We had violated the law. Our captor ought to have arrested us. He could easily have killed us. Instead he'd set us free, in the same way a man might pity a couple of raccoons he finds rooting in the garbage and le
t them go. We were only Mongrels.
"Of course," Kamal said after a minute, "if he'd known what we know he wouldn't've let us go. But that proves it. They don't know as much as we think they do." I heard the reassuring chatter of the birds in the hedgerows; the countryside at peace.
"That scared the shit out of me. I thought we were finished. If I'd been by myself I'd have - I don't know. But you - you kept your head."
"I just told him what we were thinking," he said. "I mean, I don't think we broke a really serious rule.”
"But when they arrested me the first time I wasn't breaking a serious rule.”
“The thing is, we didn't get arrested because of what we did, we got arrested because they were short on people in their work camps. That's got to be it. There's no other possible explanation. So in the four or five months since then they've arrested more people, they've got more people in their work camps, now they're willing to let us go. That part actually makes sense.”
“But I don't understand it, I don't understand any of it. They've easily killed over half the Mongrel population on the planet. I don't see why they'd let two stray Mongrels go."
"The thing is it's not like that," Kamal said. "Well - I don't want to talk as if I know anything about them. I don't, I just know what I see. And I don't want you to think oh, he's just saying this because he's Heavenward or whatever. I think to say they're evil is too simple.
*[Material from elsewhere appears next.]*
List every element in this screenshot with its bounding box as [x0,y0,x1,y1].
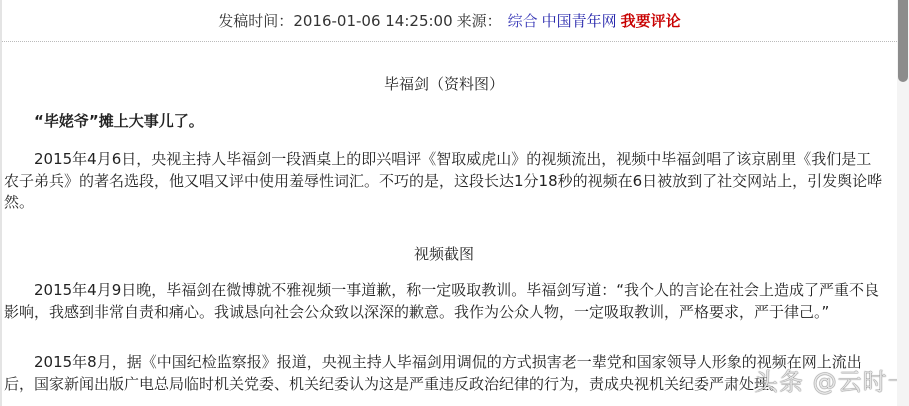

You know, you might look at us Mongrels and say, we're evil. But we Mongrels aren't any one thing. And neither are they. They don't all think the same thing or want the same thing. They're all individuals.”
"That's true," I said reluctantly. Somehow I always thought of their regime as a juggernaut, a fusion of countless agents serving the same guiding will and crushing mere mortals beneath the wheels.
"And it's the same way with people. You know, if you look at someone you could say they're good or they're evil, but it's too simple. We do evil some of the time, and good at other times. So the question is are we good people who do evil things, or evil people who do good things? Or does that make any difference? And that's the same question about them." All this moralizing was too deep for me and I didn't really want to know.